I figured this out because I learned that people with type 2 diabetes produce enough insulin, but the insulin produced is not used correctly by the body because of two reasons—extra fat and lack of exercise which reduced blood circulation.

Even the five minutes per day she walked made a drastic difference because she went from a sedentary lifestyle to a mobile one. Of course we had to daily care for her diabetic sore on her foot or the walking would make it worse.

The above description is my simplified version of the bio-chemistry. I understood a lot of what I read because I took bio-chemistry courses in graduate school. But really—if using non-technical terms allows us to understand concepts these simple terms are good.

With the walking underway, we addressed the diet. And that meant the artificial sweeteners. It’s standard belief among dietitians that chemicals like Nutrasweet, Splenda, Aspartame, and Saccharine are fine for diabetics because they are not broken down by the body and thus although they taste sweet to the tongue, they don’t need insulin. Well—Not So Much! What these artificial sweeteners do instead is cause the body to crave more sweets and that causes what I call the “insulin response.” When the body thinks it will get sugar because the taste buds in the mouth taste sweet the body releases insulin. This insulin flows into the blood stream looking for sugar to break down. When the body does not find any new sugar to break down, it begins breaking down what sugar it can find, resulting in sugar depletion and tiredness.

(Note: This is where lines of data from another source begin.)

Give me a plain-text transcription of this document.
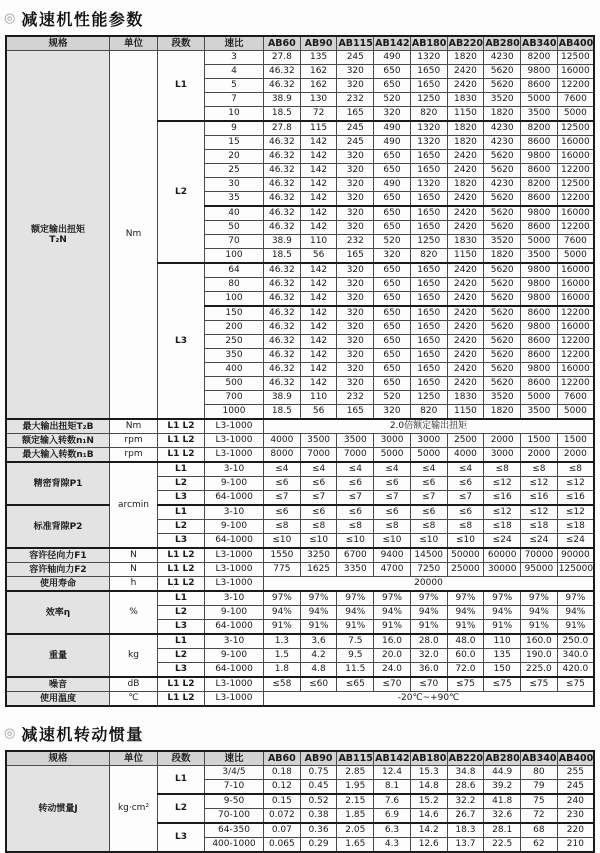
◎ 减速机性能参数
规格	单位	段数	速比	AB60	AB90	AB115	AB142	AB180	AB220	AB280	AB340	AB400
额定输出扭矩
T₂N	Nm	L1	3	27.8	135	245	490	1320	1820	4230	8200	12500
			4	46.32	162	320	650	1650	2420	5620	9800	16000
			5	46.32	162	320	650	1650	2420	5620	8600	12200
			7	38.9	130	232	520	1250	1830	3520	5000	7600
			10	18.5	72	165	320	820	1150	1820	3500	5000
		L2	9	27.8	115	245	490	1320	1820	4230	8200	12500
			15	46.32	142	245	490	1320	1820	4230	8600	16000
			20	46.32	142	320	650	1650	2420	5620	9800	16000
			25	46.32	142	320	650	1650	2420	5620	8600	12200
			30	46.32	142	320	490	1320	1820	4230	8200	12500
			35	46.32	142	320	650	1650	2420	5620	8600	12200
			40	46.32	142	320	650	1650	2420	5620	9800	16000
			50	46.32	142	320	650	1650	2420	5620	8600	12200
			70	38.9	110	232	520	1250	1830	3520	5000	7600
			100	18.5	56	165	320	820	1150	1820	3500	5000
		L3	64	46.32	142	320	650	1650	2420	5620	9800	16000
			80	46.32	142	320	650	1650	2420	5620	9800	16000
			100	46.32	142	320	650	1650	2420	5620	9800	16000
			150	46.32	142	320	650	1650	2420	5620	8600	12200
			200	46.32	142	320	650	1650	2420	5620	9800	16000
			250	46.32	142	320	650	1650	2420	5620	8600	12200
			350	46.32	142	320	650	1650	2420	5620	8600	12200
			400	46.32	142	320	650	1650	2420	5620	9800	16000
			500	46.32	142	320	650	1650	2420	5620	8600	12200
			700	38.9	110	232	520	1250	1830	3520	5000	7600
			1000	18.5	56	165	320	820	1150	1820	3500	5000
最大输出扭矩T₂B	Nm	L1 L2	L3-1000	2.0倍额定输出扭矩								
额定输入转数n₁N	rpm	L1 L2	L3-1000	4000	3500	3500	3000	3000	2500	2000	1500	1500
最大输入转数n₁B	rpm	L1 L2	L3-1000	8000	7000	7000	5000	5000	4000	3000	2000	2000
精密背隙P1	arcmin	L1	3-10	≤4	≤4	≤4	≤4	≤4	≤4	≤8	≤8	≤8
		L2	9-100	≤6	≤6	≤6	≤6	≤6	≤6	≤12	≤12	≤12
		L3	64-1000	≤7	≤7	≤7	≤7	≤7	≤7	≤16	≤16	≤16
标准背隙P2		L1	3-10	≤6	≤6	≤6	≤6	≤6	≤6	≤12	≤12	≤12
		L2	9-100	≤8	≤8	≤8	≤8	≤8	≤8	≤18	≤18	≤18
		L3	64-1000	≤10	≤10	≤10	≤10	≤10	≤10	≤24	≤24	≤24
容许径向力F1	N	L1 L2	L3-1000	1550	3250	6700	9400	14500	50000	60000	70000	90000
容许轴向力F2	N	L1 L2	L3-1000	775	1625	3350	4700	7250	25000	30000	95000	125000
使用寿命	h	L1 L2	L3-1000	20000								
效率η	%	L1	3-10	97%	97%	97%	97%	97%	97%	97%	97%	97%
		L2	9-100	94%	94%	94%	94%	94%	94%	94%	94%	94%
		L3	64-1000	91%	91%	91%	91%	91%	91%	91%	91%	91%
重量	kg	L1	3-10	1.3	3.6	7.5	16.0	28.0	48.0	110	160.0	250.0
		L2	9-100	1.5	4.2	9.5	20.0	32.0	60.0	135	190.0	340.0
		L3	64-1000	1.8	4.8	11.5	24.0	36.0	72.0	150	225.0	420.0
噪音	dB	L1 L2	L3-1000	≤58	≤60	≤65	≤70	≤70	≤75	≤75	≤75	≤75
使用温度	℃	L1 L2	L3-1000	-20℃~+90℃								
◎ 减速机转动惯量
规格	单位	段数	速比	AB60	AB90	AB115	AB142	AB180	AB220	AB280	AB340	AB400
转动惯量J	kg·cm²	L1	3/4/5	0.18	0.75	2.85	12.4	15.3	34.8	44.9	80	255
			7-10	0.12	0.45	1.95	8.1	14.8	28.6	39.2	79	245
		L2	9-50	0.15	0.52	2.15	7.6	15.2	32.2	41.8	75	240
			70-100	0.072	0.38	1.85	6.9	14.6	26.7	32.6	72	230
		L3	64-350	0.07	0.36	2.05	6.3	14.2	18.3	28.1	68	220
			400-1000	0.065	0.29	1.65	4.3	12.6	13.7	22.5	62	210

I watched my mother experience this phenomenon where she would eat sugar substitutes and then thirty minutes later feel tired. Her diabetes was severe enough she would actually experience down time where she would stare off into space.

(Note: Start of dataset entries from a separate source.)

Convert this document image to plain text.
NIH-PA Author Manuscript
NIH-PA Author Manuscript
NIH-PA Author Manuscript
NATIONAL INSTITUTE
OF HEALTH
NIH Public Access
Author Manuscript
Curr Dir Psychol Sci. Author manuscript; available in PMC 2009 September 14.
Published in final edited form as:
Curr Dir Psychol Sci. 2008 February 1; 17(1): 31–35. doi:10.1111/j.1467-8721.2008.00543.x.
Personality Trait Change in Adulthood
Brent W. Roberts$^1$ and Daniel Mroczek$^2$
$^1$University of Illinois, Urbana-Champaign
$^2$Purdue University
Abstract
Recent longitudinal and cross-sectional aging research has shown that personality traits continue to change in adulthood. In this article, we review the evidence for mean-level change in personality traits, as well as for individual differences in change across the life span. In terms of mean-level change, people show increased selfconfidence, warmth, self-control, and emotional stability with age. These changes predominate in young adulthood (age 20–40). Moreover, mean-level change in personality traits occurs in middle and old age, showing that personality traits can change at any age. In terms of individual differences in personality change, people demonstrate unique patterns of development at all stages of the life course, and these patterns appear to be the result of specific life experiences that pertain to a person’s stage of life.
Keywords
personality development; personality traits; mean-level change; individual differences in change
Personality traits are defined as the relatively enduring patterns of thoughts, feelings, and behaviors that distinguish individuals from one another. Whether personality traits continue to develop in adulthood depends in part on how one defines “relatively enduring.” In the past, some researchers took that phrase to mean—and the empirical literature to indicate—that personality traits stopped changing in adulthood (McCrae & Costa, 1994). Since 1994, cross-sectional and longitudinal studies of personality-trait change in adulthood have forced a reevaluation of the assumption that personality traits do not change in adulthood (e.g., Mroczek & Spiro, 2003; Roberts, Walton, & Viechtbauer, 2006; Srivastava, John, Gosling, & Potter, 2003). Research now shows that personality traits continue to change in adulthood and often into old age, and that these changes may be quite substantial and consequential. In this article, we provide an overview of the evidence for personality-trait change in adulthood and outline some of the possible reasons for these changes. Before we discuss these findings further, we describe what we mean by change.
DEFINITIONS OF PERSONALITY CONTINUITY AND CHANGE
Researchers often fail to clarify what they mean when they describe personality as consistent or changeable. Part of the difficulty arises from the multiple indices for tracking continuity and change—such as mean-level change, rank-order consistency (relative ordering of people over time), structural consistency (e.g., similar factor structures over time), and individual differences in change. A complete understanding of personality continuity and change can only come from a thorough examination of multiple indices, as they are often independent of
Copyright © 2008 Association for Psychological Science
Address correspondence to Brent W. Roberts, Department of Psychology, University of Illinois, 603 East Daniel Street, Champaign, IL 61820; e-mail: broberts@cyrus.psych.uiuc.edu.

That is why we got rid of all artificial sweeteners. Believe me, it was hard on both of us.

As to high protein and lower carb diets—these worked for my mother. Protein makes you full longer. The carbohydrates we did include in her diet were those which took longer to digest and break down, like broccoli and green beans. That meant we eliminated from her diet the following foods: potatoes, all breads except sprouted Ezekiel bread (which is more of a vegetable than a simple starch), most rice, and other simple starches like corn or green peas.

I always thought that a diabetic got the disease from eating candy bars, cake, milk-shakes, sweet sodas, and the like. What I discovered was that any kind of simple starchy food can cause the body to have an almost instant overload of simple sugars requiring lots of insulin to break them down and this causes a swing up and then down of blood sugar. Because protein and low carbohydrate vegetables don’t need as much insulin for breakdown, the blood sugar is more stable.

Complex thoughts to be sure, but these were some of the reasons we cut so many foods from mom’s diet.

What we added to the diet were foods which were rich in anti-oxidants like green tea, and berries (in limited diabetic prescribed amounts). We also tried to eliminate processed foods which have limited nutrition, but lots of bad extras that make the body work hard to process such as preservatives, extra salt, MSG, and trans-fats. Processed foods also are addictive and make you want more than you need.

Since I designed the diet for my mother, GMO foods have become more prevalent and the research I’m acquainted with show these foods very bad for the human body.

Throughout this learning I became an avid label reader. I don’t trust the word “Natural” in most labels because it’s not a regulated word. But I do trust USDA Organic.

As the weight came off, the need for medication came down. Frequently a doctor visit would result in a little less injectable insulin needed, and brought reductions in blood pressure medications, and in her need for diuretics (drugs to remove water bloating).

Of course it took time. She lost less than two pounds per week for over a three-year time period. I know—I charted the weight loss.